The near-total automation of this system affords me an impressive ability to economize, specifically by choosing which capsule your letter is going to go into. If you have a letter going from Miami to Ft. Myers, and it just so happens that I have very little mail headed to Ft. Myers right now, but a lot to West Palm Beach, and tomorrow I’ll have a decent amount of mail to Ft. Myers, then I can route your letter to West Palm and wait for the rest of the Myers mail to join your letter there, put it all into a capsule and send it all to Ft. Myers for less money than if I’d sent your letter there straightaway. Of course, I’d only be able to do this if I would still be within the delivery window I promised you, but this shouldn’t reduce the savings too much. I doubt I’d even need to have variable delivery windows based on origin/destination, since if you wanted to send a letter from Georgia to California, I could put your letter into any capsule heading west. Surely there’s enough mail headed in the general direction of “west” to allow me to put all of it into one or more capsule(s). This capsule-based optimization would probably be easier to do on a national scale in the long run when compared to the shenanigans I’d need to economize the difference between two cities scarcely 100 miles apart. This capsule-based optimization is only possible if each dist center has the ability to repackage your letter into another capsule.

There are some details here that need ironing out. For example: is a staffed Branch Office actually necessary? The USPS debuted a self-service kisok some time ago, and it’s useful enough that I only go up to the counter for money orders (or if there’s no line). My kiosk could be the starting point of an even more efficient system: addressless envelopes. Instead of writing delivery and return addresses by hand on the envelope, and thus requiring me to spend inordinate amounts of money on optical character recognition systems that address variable handwriting styles, my kiosk could have a keyboard where you type these values into the system, and the system prints a barcode onto the envelope that contains this information, allowing the mail to never be processed by a human being except from BO to home/business truck delivery and vice versa (at least, until we have self-driving delivery trucks).

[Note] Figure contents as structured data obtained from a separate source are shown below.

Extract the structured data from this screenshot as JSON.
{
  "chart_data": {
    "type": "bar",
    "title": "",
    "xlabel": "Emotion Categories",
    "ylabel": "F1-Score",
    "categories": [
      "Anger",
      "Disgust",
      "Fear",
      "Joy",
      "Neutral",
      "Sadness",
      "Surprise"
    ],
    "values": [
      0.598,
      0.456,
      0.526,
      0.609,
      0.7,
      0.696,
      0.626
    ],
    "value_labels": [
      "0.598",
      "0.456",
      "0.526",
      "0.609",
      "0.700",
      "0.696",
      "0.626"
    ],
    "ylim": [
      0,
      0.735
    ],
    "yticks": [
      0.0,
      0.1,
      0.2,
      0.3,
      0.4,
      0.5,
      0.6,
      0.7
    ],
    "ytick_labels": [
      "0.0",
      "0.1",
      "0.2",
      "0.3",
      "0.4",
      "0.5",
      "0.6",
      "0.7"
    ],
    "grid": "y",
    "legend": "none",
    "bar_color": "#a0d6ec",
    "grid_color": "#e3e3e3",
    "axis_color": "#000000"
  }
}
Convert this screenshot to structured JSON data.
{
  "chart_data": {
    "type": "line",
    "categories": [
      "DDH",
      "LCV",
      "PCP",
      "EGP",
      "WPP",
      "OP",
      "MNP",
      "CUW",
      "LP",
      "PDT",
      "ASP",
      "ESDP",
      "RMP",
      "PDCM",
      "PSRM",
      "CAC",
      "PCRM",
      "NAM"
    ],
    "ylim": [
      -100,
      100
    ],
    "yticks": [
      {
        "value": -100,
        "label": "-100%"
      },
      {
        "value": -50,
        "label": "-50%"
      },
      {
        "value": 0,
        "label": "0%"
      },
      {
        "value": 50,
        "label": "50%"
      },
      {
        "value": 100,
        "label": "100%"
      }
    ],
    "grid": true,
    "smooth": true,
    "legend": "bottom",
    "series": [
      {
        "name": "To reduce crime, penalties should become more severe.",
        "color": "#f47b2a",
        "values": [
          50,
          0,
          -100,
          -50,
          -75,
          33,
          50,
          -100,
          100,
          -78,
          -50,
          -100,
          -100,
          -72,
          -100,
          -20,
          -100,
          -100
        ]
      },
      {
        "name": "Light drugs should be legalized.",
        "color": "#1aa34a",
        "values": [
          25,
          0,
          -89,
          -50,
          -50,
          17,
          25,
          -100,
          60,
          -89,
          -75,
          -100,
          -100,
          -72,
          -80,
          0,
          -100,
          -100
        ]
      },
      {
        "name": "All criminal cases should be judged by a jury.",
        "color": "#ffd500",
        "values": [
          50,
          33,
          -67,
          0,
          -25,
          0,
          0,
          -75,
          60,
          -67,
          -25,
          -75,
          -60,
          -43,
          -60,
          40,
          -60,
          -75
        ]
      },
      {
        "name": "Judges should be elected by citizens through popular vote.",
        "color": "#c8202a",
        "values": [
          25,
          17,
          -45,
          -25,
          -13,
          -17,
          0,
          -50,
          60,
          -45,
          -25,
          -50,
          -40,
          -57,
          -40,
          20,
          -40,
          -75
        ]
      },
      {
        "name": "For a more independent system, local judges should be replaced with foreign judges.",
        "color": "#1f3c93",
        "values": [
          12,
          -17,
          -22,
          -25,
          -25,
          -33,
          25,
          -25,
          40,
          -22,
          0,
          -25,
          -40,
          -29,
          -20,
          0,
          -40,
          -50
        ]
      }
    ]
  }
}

The more critical issue lies in the pneumatics. There was a reason why the Paris pneumatic system never went nationwide. I don’t know the reason, but I suspect it has to do with maintaining pressure in the tube across vast distances between stations. My BOs and dist centers would need to have some rather powerful pumps to maintain the pressue necessary to carry those tubes at a decent speed. But I like the concept nevertheless. It’s certainly more fun than the other “analog” options out there, like the truck-based post or the almost-forgotten fax machine.

I must admit, however, that no matter what system you’re choosing to send paper across the country, you’re probably better off just sending an email.